Entwicklungskonzept Bergheim/Standortentscheidung

Heidelberg, 30. Januar 2018
 
Sehr geehrter Herr Oberbürgermeister,
 
für die Sitzung des Stadtentwicklungs- und Verkehrsausschusses am 31.01.2018 stellen wir zu TOP 01 ö Entwicklungskonzept Bergheim/Standortentscheidung folgenden Sachantrag: 
 
Für die Verlagerung des Betriebshofs auf den Großen Ochsenkopf beantragen wir: 
 
1. dass der neue Betriebshof am Ochsenkopf so geplant wird, dass unter Einbezug einer größeren Fläche sowohl die Bahnen als auch Busse untergebracht werden können und wie geplant zwei Ein- und Ausfahrten realisiert werden.
2. dass am neuen Betriebshof am Ochsenkopf (in Richtung Autobahn) Erweiterungsflächen für Entwicklungspotenzial der Infrastruktur (z.B. Straßenbahn ins PHV) oder neue Tarifformen (z.B. Bürgerticket mit voraussichtlich notwendigen Taktverdichtungen) über die bisher geplante Steigerung von bis zu 20% hinaus vorgehalten werden.
3. dass der neue Betriebshof am Ochsenkopf aus ökologischen und klimatischen Gründen tiefergelegt, begrünt und (ggf. aus Kostengründen nur teilweise) begehbar gemacht wird, um vorhandene Wegebeziehungen aufrechtzuerhalten.
4. dass der neue Betriebshof am Ochsenkopf so realisiert wird, dass der Strömungswiderstand für den Neckartaler Wind möglichst gering ist.
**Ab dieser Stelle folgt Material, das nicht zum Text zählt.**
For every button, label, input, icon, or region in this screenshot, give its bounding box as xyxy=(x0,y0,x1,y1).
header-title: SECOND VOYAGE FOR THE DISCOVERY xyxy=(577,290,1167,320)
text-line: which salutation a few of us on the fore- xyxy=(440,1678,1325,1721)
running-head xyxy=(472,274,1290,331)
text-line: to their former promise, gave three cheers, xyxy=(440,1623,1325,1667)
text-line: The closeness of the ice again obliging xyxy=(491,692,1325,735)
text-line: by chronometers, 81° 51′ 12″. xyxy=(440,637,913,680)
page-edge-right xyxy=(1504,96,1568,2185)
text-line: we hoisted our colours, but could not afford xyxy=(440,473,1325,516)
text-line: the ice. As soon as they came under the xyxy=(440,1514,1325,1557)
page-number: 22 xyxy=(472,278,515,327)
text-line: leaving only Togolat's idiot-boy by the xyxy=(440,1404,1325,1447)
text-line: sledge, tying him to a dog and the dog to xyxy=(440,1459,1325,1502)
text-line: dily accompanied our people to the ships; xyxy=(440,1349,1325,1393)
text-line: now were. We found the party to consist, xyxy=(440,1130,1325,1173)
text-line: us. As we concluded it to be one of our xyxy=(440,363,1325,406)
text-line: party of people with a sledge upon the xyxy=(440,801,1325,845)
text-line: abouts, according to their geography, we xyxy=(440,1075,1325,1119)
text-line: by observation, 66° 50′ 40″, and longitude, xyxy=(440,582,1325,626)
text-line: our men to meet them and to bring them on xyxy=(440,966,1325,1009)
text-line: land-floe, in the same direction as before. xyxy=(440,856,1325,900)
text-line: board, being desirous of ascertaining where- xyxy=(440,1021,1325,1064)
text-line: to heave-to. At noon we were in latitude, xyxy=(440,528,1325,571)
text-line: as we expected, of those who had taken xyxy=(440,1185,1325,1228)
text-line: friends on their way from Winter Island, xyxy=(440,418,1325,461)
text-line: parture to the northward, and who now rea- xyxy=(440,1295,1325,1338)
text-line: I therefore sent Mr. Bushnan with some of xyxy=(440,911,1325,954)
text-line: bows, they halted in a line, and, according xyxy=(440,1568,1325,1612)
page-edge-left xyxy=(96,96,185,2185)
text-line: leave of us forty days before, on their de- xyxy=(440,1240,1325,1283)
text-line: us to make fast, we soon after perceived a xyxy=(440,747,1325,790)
5. dass der neue Betriebshof am Ochsenkopf quadratischer angelegt wird, damit eine neue Grünfläche zwischen dem Betriebshof im Westen und der Gneisenaustraße im Osten entsteht.
6. dass die von der RNV vorgelegten Planungskosten, aufgrund der bisher nicht zufriedenstellenden Planungen, nicht in dieser Höhe erstattet werden.
7. dass die Stadt Heidelberg die Federführung der weiteren Planung, in enger Abstimmung mit der RNV, übernimmt.
8. dass auf dem Areal des bisherigen Betriebshof-Standorts in Bergheim-West mindestens 40% Freifläche entsteht, wovon der größtmögliche Teil als attraktive Grünfläche gestaltet wird und für alle Bürger direkt zugänglich ist.
9. dass die Realisierung der Wohnungen auf dem Gelände in Bergheim-West im Hinblick auf eine nachhaltige Stadtentwicklung und ein sozial durchmischtes Quartier erfolgt und im Wesentlichen durch die GGH und Baugruppen umgesetzt wird.
10. dass bei der Gestaltung des Geländes in Bergheim-West auf eine kleinteilige Fassadengestaltung und insgesamt ansprechende Architektur (durch frühzeitige Bürgerbeteiligung und evtl. Architektenwettbewerb) geachtet wird und die Erdgeschoss-Flächen mit Cafés, Läden, Büros, Räumen für Kultur- und Kreativschaffende etc. öffentlich zugänglich sind und somit zu einem lebendigen Quartier für alle Bürger beitragen.